‘Tis A Puzzlement

Author: Carolyn Gard

I had several ideas for this devotional, but none of them seemed quite right.

Then I read a book called The Puzzler. The author wanted to find out why we love puzzles. He tried several kinds of puzzles: jigsaw, math, cryptic, visual, Sudoku, Rubik’s Cube, anagrams, mazes, chess. He considered what the appeal of each one is, and why we like it.

His trials didn’t always go well. He admitted to getting so frustrated that he once threw a Rubik’s Cube across the room. Although he knew that getting mad only hindered his ability to solve puzzles, it wasn’t until he read a comment by a psychologist that he found the answer: ‘Don’t get furious, get curious.’

It’s a philosophy that works in any aspect of life. Instead of getting furious at the driver who cut me off, I can get curious and think of all sorts of reasons that they were in a hurry. Instead of getting furious when the grocery store stops stocking one of my favorite brands, I can get curious and ask why.
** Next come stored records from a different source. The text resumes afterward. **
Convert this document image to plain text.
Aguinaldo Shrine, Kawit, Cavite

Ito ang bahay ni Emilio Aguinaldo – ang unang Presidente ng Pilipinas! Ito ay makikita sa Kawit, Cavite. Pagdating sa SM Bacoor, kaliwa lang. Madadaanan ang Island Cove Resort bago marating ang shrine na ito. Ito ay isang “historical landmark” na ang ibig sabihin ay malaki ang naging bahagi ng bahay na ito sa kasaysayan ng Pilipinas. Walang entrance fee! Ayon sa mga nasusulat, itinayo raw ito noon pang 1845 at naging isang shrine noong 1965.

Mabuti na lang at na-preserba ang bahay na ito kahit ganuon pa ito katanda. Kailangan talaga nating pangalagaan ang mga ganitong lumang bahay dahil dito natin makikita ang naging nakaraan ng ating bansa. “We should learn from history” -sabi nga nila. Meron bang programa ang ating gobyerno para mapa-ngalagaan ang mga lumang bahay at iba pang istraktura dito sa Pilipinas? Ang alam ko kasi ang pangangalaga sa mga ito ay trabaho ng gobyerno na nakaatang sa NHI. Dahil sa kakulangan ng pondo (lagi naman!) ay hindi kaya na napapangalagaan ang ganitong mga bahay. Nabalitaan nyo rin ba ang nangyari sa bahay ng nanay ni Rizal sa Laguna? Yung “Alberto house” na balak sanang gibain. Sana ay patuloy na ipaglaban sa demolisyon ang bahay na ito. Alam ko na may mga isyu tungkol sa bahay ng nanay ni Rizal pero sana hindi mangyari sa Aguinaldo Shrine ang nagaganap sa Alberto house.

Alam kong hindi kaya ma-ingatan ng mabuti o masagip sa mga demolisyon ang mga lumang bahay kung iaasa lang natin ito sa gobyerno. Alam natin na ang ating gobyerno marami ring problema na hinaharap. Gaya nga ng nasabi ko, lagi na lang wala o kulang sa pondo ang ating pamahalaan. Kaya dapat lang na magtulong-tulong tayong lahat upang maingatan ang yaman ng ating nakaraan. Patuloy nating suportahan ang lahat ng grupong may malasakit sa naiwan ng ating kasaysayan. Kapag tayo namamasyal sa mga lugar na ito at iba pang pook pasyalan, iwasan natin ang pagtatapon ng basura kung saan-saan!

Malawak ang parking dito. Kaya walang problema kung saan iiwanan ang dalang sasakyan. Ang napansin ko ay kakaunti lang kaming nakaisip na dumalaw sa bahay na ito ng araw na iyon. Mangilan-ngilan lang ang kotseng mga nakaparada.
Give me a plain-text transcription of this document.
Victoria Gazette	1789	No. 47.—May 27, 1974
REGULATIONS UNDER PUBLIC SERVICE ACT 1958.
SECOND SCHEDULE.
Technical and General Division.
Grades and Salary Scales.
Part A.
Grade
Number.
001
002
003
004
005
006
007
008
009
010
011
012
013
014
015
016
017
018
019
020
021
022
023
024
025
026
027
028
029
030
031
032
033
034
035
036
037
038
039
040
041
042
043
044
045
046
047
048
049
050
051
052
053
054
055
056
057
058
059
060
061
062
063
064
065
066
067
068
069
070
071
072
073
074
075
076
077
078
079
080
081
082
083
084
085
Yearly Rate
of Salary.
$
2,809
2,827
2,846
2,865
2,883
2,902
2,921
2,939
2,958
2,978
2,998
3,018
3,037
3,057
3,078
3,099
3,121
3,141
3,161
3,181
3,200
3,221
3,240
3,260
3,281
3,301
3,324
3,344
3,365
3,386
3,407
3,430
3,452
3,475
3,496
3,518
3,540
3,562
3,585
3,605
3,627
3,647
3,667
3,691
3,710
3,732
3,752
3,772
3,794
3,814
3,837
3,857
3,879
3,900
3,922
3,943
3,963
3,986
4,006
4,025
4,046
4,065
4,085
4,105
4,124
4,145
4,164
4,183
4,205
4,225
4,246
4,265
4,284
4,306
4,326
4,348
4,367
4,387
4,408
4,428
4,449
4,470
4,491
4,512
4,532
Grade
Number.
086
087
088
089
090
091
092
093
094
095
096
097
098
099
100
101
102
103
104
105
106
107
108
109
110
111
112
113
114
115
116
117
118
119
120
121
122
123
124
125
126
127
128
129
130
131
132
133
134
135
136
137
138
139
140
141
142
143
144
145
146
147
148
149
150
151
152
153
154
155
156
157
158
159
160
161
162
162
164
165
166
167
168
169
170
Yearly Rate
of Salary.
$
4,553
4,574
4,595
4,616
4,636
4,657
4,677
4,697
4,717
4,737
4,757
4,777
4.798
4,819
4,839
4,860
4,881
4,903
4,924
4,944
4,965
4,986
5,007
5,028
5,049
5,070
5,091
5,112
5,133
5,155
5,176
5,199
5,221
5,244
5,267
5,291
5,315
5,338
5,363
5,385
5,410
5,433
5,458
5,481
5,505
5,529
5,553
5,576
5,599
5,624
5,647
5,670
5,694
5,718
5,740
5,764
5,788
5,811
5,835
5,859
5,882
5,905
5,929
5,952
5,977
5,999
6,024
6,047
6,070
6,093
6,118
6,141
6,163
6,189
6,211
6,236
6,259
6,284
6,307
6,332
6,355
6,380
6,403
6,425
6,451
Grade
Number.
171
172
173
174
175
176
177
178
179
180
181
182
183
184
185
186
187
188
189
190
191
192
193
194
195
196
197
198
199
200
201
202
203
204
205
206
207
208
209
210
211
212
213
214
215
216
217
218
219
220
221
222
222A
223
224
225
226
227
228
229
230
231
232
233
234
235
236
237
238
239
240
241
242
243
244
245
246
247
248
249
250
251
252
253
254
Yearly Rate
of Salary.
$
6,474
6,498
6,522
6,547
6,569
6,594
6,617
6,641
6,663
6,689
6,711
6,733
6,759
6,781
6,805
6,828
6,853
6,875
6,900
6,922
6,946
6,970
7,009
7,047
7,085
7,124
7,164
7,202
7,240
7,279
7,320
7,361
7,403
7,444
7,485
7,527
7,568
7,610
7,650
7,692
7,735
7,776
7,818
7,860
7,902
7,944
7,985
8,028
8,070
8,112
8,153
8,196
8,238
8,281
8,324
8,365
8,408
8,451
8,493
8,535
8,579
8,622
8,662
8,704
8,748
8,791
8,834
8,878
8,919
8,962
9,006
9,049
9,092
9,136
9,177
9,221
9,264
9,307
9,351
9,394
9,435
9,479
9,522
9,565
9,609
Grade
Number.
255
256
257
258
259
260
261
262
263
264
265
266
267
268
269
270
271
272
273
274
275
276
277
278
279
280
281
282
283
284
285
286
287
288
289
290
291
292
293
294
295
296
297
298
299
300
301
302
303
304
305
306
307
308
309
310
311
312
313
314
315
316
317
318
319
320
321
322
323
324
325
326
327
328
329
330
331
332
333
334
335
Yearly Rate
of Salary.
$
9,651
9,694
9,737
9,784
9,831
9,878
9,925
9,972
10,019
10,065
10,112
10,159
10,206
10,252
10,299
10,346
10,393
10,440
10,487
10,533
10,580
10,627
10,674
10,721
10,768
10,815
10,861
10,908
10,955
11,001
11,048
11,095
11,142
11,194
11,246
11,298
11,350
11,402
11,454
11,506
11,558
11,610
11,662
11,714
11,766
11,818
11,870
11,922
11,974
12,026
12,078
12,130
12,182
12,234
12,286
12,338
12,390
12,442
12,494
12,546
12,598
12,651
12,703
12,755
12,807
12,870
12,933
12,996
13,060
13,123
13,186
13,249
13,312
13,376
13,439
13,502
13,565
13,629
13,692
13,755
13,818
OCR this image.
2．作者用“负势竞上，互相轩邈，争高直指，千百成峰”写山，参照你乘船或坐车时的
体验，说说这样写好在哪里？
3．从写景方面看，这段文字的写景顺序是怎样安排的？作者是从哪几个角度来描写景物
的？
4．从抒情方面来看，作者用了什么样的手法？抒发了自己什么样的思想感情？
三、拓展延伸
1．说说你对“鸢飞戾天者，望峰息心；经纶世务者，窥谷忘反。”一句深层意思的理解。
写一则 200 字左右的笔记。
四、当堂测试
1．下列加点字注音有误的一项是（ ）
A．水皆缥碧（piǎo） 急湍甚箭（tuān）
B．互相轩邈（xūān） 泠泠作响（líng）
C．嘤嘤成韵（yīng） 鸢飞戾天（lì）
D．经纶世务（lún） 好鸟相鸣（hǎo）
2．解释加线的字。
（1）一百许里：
Instead of getting furious at the Montana residents who think it’s all right to shoot wolves that wander out of Yellowstone Park, I can get curious and listen to their side of the story.

Being curious instead of furious isn’t always easy to do. I can be furious at mass shootings, but I don’t know that I want to be curious about the shooter’s background.

One of the hardest times for me to be curious rather than furious is when I’m talking with someone who has different political views.

I get furious at police brutality. I am furious that African Americans are so frequently victims of police violence. But I also want to notice how my anger calls me to go further, to be curious about why this tragedy happens again and again.

And all this brings me to a different idea–does God get furious or curious? Does God get furious over what we’ve done to each other and to the planet that was given to us, or does God get curious about how it’s all going to end?

Trying to figure out God is a puzzle. The best we can do is to get curious about what God asks of us, and then try to do it.

God, whether you are furious or curious, we know you are love. Keep us curious enough so that we can keep probing your infinite mysteries.